Hitler moved regiments around like chess pieces, not realizing the depth of bloodshed that each move wrought. The new target of the move into Russia would be the oil fields in and around the Caucasus Mountains. Hitler felt he could kill two birds with one stone: interdict Russian oil supplies and feed his own diesel hungry Army. German Chief of Staff Franz Halder knew better than to argue with Hitler and even once quipped, “it does no good. He just foams at the mouth and yells,” obviously referring to Hitler’s insistence that his own council would he ever keep regarding battlefield command. Halder didn’t feel comfortable enough to point out that the Wehrmacht had already lost 1.1 million men killed or wounded, plus an additional 500,000 men just sick or frostbitten. Most of the infantry divisions were at about half strength. There had been 24,000 vehicles destroyed, many just from the cold and only about 2400 replacement vehicles. Of the pack animals the Wehrmacht drove in or rode in or pulled in, 180,000 of them had perished and they had expropriated about a tenth of that number to replenish the need. Halder felt that the troops were exhausted and desperately needed to rest and re-supply. Hitler would have none of it.
He was ill.
I am adding this addendum. We know that Hitler was showing signs of Parkinsons Disease. We know his left hand trembled, and from his own doctor, he couldn’t eat sleep, or use the restroom without medication. He was most likely addicted to Pervitin, a form of methamphetamine, and opiates. Heinz Gurderian saw Hitler when he visited Army Group Center at the Kursk salient in 1943. Guderian noticed that he was stooped over and diffident. Hitler had extreme gastric problems as well. The addiction and the diseases were probably a by product of the stresses caused by his own crimes. That’s what I’d like to think anyway.

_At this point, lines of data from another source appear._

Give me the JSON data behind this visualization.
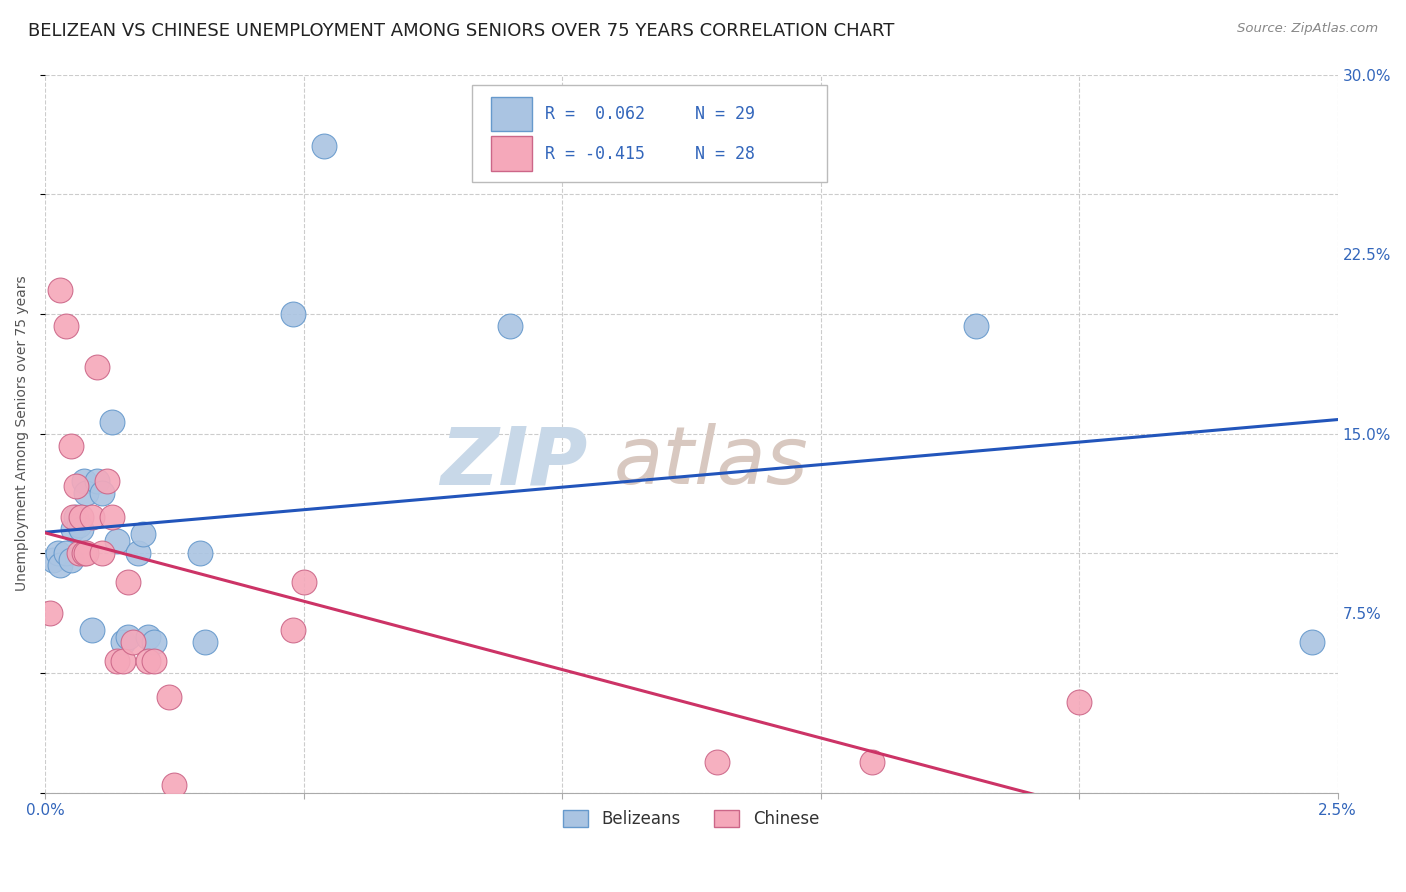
{
  "title": "BELIZEAN VS CHINESE UNEMPLOYMENT AMONG SENIORS OVER 75 YEARS CORRELATION CHART",
  "source": "Source: ZipAtlas.com",
  "ylabel": "Unemployment Among Seniors over 75 years",
  "xlim": [
    0.0,
    0.025
  ],
  "ylim": [
    0.0,
    0.3
  ],
  "xticks": [
    0.0,
    0.005,
    0.01,
    0.015,
    0.02,
    0.025
  ],
  "xticklabels": [
    "0.0%",
    "",
    "",
    "",
    "",
    "2.5%"
  ],
  "yticks": [
    0.0,
    0.075,
    0.15,
    0.225,
    0.3
  ],
  "yticklabels": [
    "",
    "7.5%",
    "15.0%",
    "22.5%",
    "30.0%"
  ],
  "belizean_color": "#aac4e2",
  "chinese_color": "#f5a8ba",
  "belizean_line_color": "#2255bb",
  "chinese_line_color": "#cc3366",
  "legend_r_belizean": "R =  0.062",
  "legend_n_belizean": "N = 29",
  "legend_r_chinese": "R = -0.415",
  "legend_n_chinese": "N = 28",
  "grid_color": "#cccccc",
  "background_color": "#ffffff",
  "title_fontsize": 13,
  "axis_label_fontsize": 10,
  "tick_fontsize": 11,
  "legend_fontsize": 12,
  "watermark_zip_color": "#c8d8e8",
  "watermark_atlas_color": "#d8c8c0",
  "watermark_fontsize": 58,
  "belizean_points": [
    [
      0.00015,
      0.097
    ],
    [
      0.00025,
      0.1
    ],
    [
      0.0003,
      0.095
    ],
    [
      0.0004,
      0.1
    ],
    [
      0.0005,
      0.097
    ],
    [
      0.00055,
      0.11
    ],
    [
      0.0006,
      0.115
    ],
    [
      0.00065,
      0.112
    ],
    [
      0.0007,
      0.11
    ],
    [
      0.00075,
      0.13
    ],
    [
      0.0008,
      0.125
    ],
    [
      0.0009,
      0.068
    ],
    [
      0.001,
      0.13
    ],
    [
      0.0011,
      0.125
    ],
    [
      0.0013,
      0.155
    ],
    [
      0.0014,
      0.105
    ],
    [
      0.0015,
      0.063
    ],
    [
      0.0016,
      0.065
    ],
    [
      0.0018,
      0.1
    ],
    [
      0.0019,
      0.108
    ],
    [
      0.002,
      0.065
    ],
    [
      0.0021,
      0.063
    ],
    [
      0.003,
      0.1
    ],
    [
      0.0031,
      0.063
    ],
    [
      0.0048,
      0.2
    ],
    [
      0.0054,
      0.27
    ],
    [
      0.009,
      0.195
    ],
    [
      0.018,
      0.195
    ],
    [
      0.0245,
      0.063
    ]
  ],
  "chinese_points": [
    [
      0.0001,
      0.075
    ],
    [
      0.0003,
      0.21
    ],
    [
      0.0004,
      0.195
    ],
    [
      0.0005,
      0.145
    ],
    [
      0.00055,
      0.115
    ],
    [
      0.0006,
      0.128
    ],
    [
      0.00065,
      0.1
    ],
    [
      0.0007,
      0.115
    ],
    [
      0.00075,
      0.1
    ],
    [
      0.0008,
      0.1
    ],
    [
      0.0009,
      0.115
    ],
    [
      0.001,
      0.178
    ],
    [
      0.0011,
      0.1
    ],
    [
      0.0012,
      0.13
    ],
    [
      0.0013,
      0.115
    ],
    [
      0.0014,
      0.055
    ],
    [
      0.0015,
      0.055
    ],
    [
      0.0016,
      0.088
    ],
    [
      0.0017,
      0.063
    ],
    [
      0.002,
      0.055
    ],
    [
      0.0021,
      0.055
    ],
    [
      0.0024,
      0.04
    ],
    [
      0.0025,
      0.003
    ],
    [
      0.0048,
      0.068
    ],
    [
      0.005,
      0.088
    ],
    [
      0.013,
      0.013
    ],
    [
      0.016,
      0.013
    ],
    [
      0.02,
      0.038
    ]
  ]
}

The point here is that when someone is on drugs that addle judgment, then you get addled judgment.
Could Hitler have won?
The question of whether Hitler really could have ever won is valid. In Philip K Dick’s classic The Man In The High Castle, he extrapolates a different world where Roosevelt is assassinated and a weakened America has to surrender to the Axis. We have talked about what the Nazis did to towns in Russia, and what happened two years later when the Red Guard pushed Hitler back into Germany and uncovered the genocide and scorched Earth left behind. This filled them with a fury that few countries have ever seen. There is a point in the nature of things where a nation can be so wrong that the world will not stop until a change is made. Once the world saw the Hell Hitler was creating, a resistance movement would have continued until the Third Reich was brought down. I do not believe that a Man In The High Castle scenario could have happened. I believe that the rest of the world would have fought against a Greater Germania no matter how tough his troops were, and brought them down.
This happens when men pack their rifles and go hunt a man-eating tiger. Sometimes a threat is so terrifyingly evil, people decide they cannot share the Earth with it. And they grab their guns. And hunt it down. And kill it. Whether Adolph Hitler would have died at the German Chancellery on April 30th 1945, or a decade later, his crimes guaranteed that he would be in someone’s crosshairs until it was over.